The headquarters of probably the most powerful charity in the world, and one of the most quietly influential international organizations of any sort, currently stand between a derelict restaurant and a row of elderly car repair businesses. Gentrification has yet to fully colonize this section of the Seattle waterfront, and even the actual premises of the Bill and Melinda Gates Foundation, which, appropriately perhaps, used to be a check-processing plant, retain a certain workaday drabness. Only four stories high, with long rows of windows but no hint of corporate gloss, its beige and gray box sits anonymously in the drizzly northern Pacific light.
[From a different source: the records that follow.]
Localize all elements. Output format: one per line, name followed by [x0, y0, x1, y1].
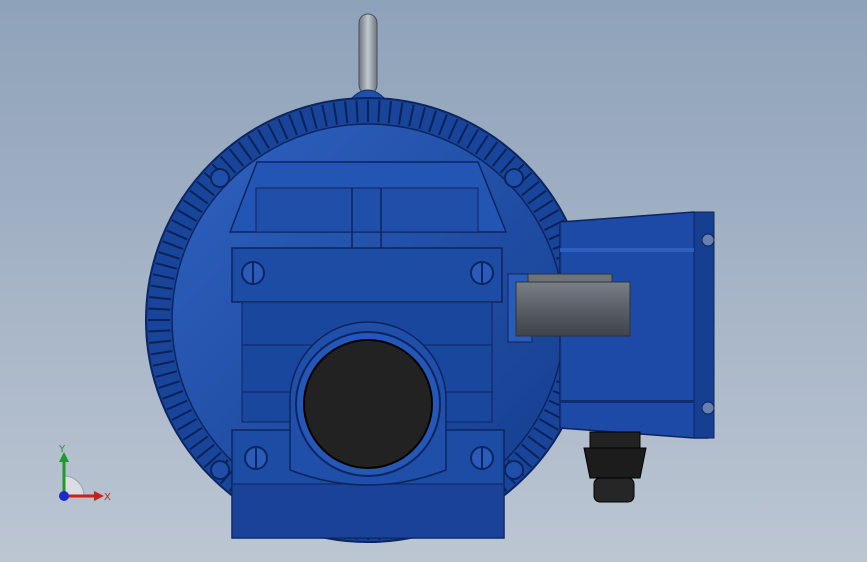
axis-triad: Y X [58, 444, 111, 503]
x-axis-label: X [104, 492, 111, 503]
cooling-fin [377, 100, 381, 123]
x-axis-arrowhead [94, 491, 104, 501]
y-axis-label: Y [58, 444, 66, 455]
cooling-fin [148, 307, 171, 311]
cable-gland[interactable] [583, 431, 647, 503]
output-bore[interactable] [289, 321, 447, 486]
cooling-fin [355, 100, 359, 123]
input-shaft[interactable] [507, 273, 631, 343]
cooling-fin [148, 329, 171, 333]
gear-motor-model[interactable] [0, 0, 867, 562]
cad-viewport[interactable]: Y X [0, 0, 867, 562]
z-axis-dot [59, 491, 69, 501]
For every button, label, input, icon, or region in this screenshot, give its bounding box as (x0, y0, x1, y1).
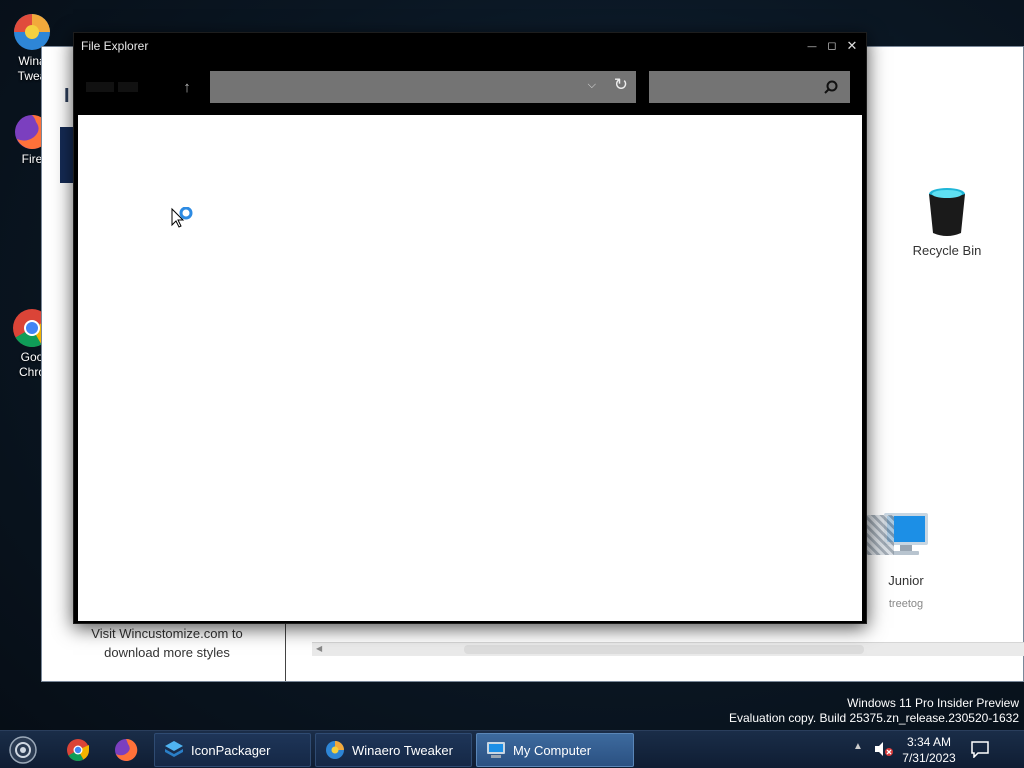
icon-author: treetog (888, 598, 924, 610)
content-area[interactable] (78, 115, 862, 621)
iconpackager-icon (165, 741, 183, 757)
scroll-left-arrow-icon[interactable]: ◀ (316, 644, 322, 653)
taskbar-app-iconpackager[interactable]: IconPackager (154, 733, 311, 767)
recycle-bin-icon (929, 188, 965, 236)
firefox-icon (115, 738, 138, 761)
taskbar-app-label: IconPackager (191, 742, 271, 758)
taskbar-app-label: Winaero Tweaker (352, 742, 453, 758)
pinned-firefox[interactable] (110, 733, 142, 767)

There is no sign outside the building. There is not even an entrance from the street. Instead, visitors must take a side road, stop at a separate gatehouse, also unmarked, and introduce themselves to a security guard, of the eerily polite and low-key kind employed by former heads of state and the extremely rich.
Once admitted, you cross a car park full of modest vehicles and, if you are lucky, glimpse one of the world-renowned health or poverty specialists working for the foundation, dressed in the confidently casual Seattle office uniform of chinos and waterproofs. Then you reach the reception: finally, there is a small foundation logo on the wall, and beside it a few lyrical photographs of children and farmers in much dustier and less prosperous places than Seattle. Only past the reception, almost hidden away on a landing, is there a reminder of the foundation’s status and contacts: a vivid shirt in a glass case, presented during a visit by former South African president Nelson Mandela.
The low-lit corridors beyond have little of the scruffiness and bustle you often find at charities. The fast-expanding foundation staff (presently around 850 employees) are in increasing demand around the world: meeting governments, attending summits and conferences and, above all, “in the field,” as foundation people put it, checking on the progress of the hundreds of projects — from drought-tolerant seeds to malaria vaccines to telephone banking for the developing world — to which the organization has given grants since it was founded in 1994.
In Seattle, maps of Africa and southern Asia, the foundation’s main areas of activity outside the US, are pinned up in the often empty, sparsely decorated offices and cubicles. There are also cuttings about the foundation’s work from the Economist and the Wall Street Journal, not publications you might have previously associated with a big interest in global disease and poverty. And lying on the foundation’s standard-issue, utilitarian desks, there are its confidently written and comprehensively illustrated reports: Ghana: An Overall Success Story is the title of one left in the unoccupied office I have been lent between interviews.
The foundation, in short, feels like a combination of a leftish think tank, an elite management consultancy and a hastily expanding Internet start-up. Is it the sort of institution that can really help the world’s poorest people?
For 14 of the last 16 years Bill Gates has been the richest person on Earth. More than a decade ago, he decided to start handing over the “large majority” of his wealth — currently more than US$54 billion — for the foundation to distribute, so that “the people with the most urgent needs and the fewest champions” in the world, as he and his wife Melinda put it on the foundation Web site, “grow up healthier, get a better education, and gain the power to lift themselves out of poverty.”